Much like Judy, I Could Go on Singing intersperses the drama with several concert numbers. But remarkably, despite being ravaged by decades of substance abuse, Garland’s voice is as broad, emotive and powerful as ever, allowing viewers to enjoy the spectacle of Garland performing as Judy the Actress and not Judy the Character at the same time. This ironic performativity, this modernist artifice, speaks to the heart of the campiness that made Garland so beloved among LGBT+ communities, allowing us to view her in this movie both as imagined icon and real-life human at the same time. This does far more to reveal the truth of Judy Garland than anything Zellweger could do.

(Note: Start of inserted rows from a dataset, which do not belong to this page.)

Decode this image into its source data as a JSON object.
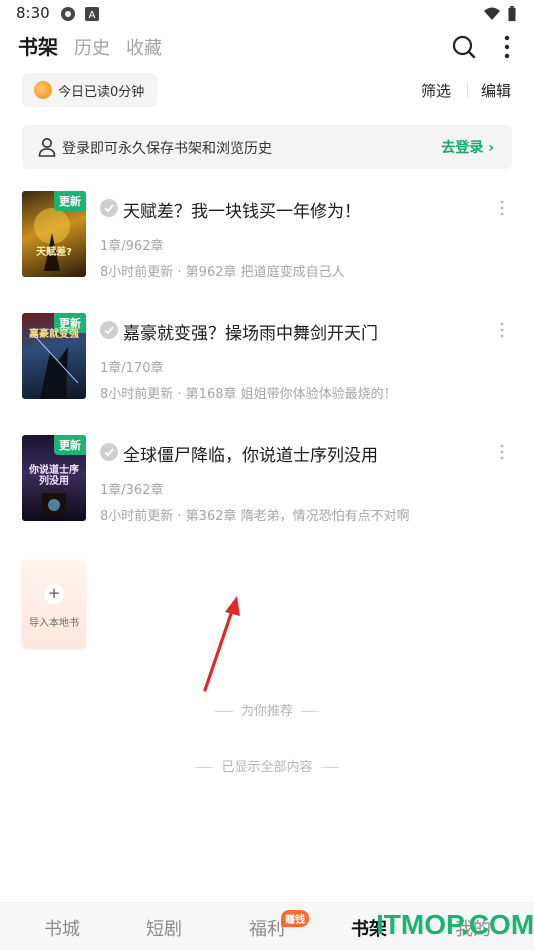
{
  "status_bar": {
    "time": "8:30"
  },
  "top_tabs": [
    {
      "label": "书架",
      "active": true
    },
    {
      "label": "历史",
      "active": false
    },
    {
      "label": "收藏",
      "active": false
    }
  ],
  "reading_chip": {
    "label": "今日已读0分钟"
  },
  "actions": {
    "filter": "筛选",
    "edit": "编辑"
  },
  "login_banner": {
    "message": "登录即可永久保存书架和浏览历史",
    "link": "去登录 ›"
  },
  "books": [
    {
      "tag": "更新",
      "cover_title": "天赋差?",
      "title": "天赋差？我一块钱买一年修为！",
      "progress": "1章/962章",
      "update": "8小时前更新 · 第962章 把道庭变成自己人"
    },
    {
      "tag": "更新",
      "cover_title": "嘉豪就变强",
      "title": "嘉豪就变强？操场雨中舞剑开天门",
      "progress": "1章/170章",
      "update": "8小时前更新 · 第168章 姐姐带你体验体验最烧的！"
    },
    {
      "tag": "更新",
      "cover_title": "你说道士序列没用",
      "title": "全球僵尸降临，你说道士序列没用",
      "progress": "1章/362章",
      "update": "8小时前更新 · 第362章 隋老弟，情况恐怕有点不对啊"
    }
  ],
  "import_card": {
    "plus": "+",
    "label": "导入本地书"
  },
  "recommend_divider": "为你推荐",
  "end_divider": "已显示全部内容",
  "bottom_nav": [
    {
      "label": "书城",
      "active": false
    },
    {
      "label": "短剧",
      "active": false
    },
    {
      "label": "福利",
      "active": false
    },
    {
      "label": "书架",
      "active": true
    },
    {
      "label": "我的",
      "active": false
    }
  ],
  "earn_badge": "赚钱",
  "watermark": "ITMOP.COM",
  "colors": {
    "accent_green": "#17a86c",
    "update_tag": "#1fb174",
    "badge_orange": "#ff6a2b",
    "arrow_red": "#e02a2a"
  }
}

But while I Could Go on Singing might be a more definitive portrait of Garland at the end of her life, both films capture an important truth about the star: no matter how much life punished her, Garland performed because she loved it. Consider the heart-breaking scene near the end of I Could Go on Singing when Donne picks Jenny up from the hospital after getting drunk and hurting herself. During shooting, Garland quickly went off-script — you can literally see Neame’s cameraman pull in closer and re-adjust the shot when they realize what’s happening — and for the span of one unbroken, six-minute shot, Garland weeps into the arms of Bogarde, a real-life friend, and unleashes a lifetime of pain and righteous indignation towards the industry that abused her and the world that worshipped her. “You think you can make me sing,” she snarls, “I sing for myself. I sing when I want to, whenever I want to. Just for me. I sing for my own pleasure, whenever I want. Do you understand that?”
Now compare this to the notorious final scene of Judy which, while apparently was inspired by a real event, resulted in gags of displeasure from many critics. During an impromptu final performance at The Talk of the Town, Zellweger’s Garland breaks down singing her signature song “Over the Rainbow.” In response, a gay couple she’d befriended earlier takes up where she left off, inspiring the audience to sing the last stanza for her. A tearful Garland asks the crowd not to forget her, and the film cuts to one last flashback of her and a young Rooney running backstage after a successful performance. Rooney tells Garland to ignore the audience’s cry for an encore, but she is transfixed, realizing in that moment that she lives as much for the audience as the audience lives for her. This bookend of Garland at the beginning and end of her fame reiterates the conclusion of I Could Go on Singing: Judy sang for others, but first and foremost for herself. Judy the Actress and Judy the Icon may have been one in the same after all.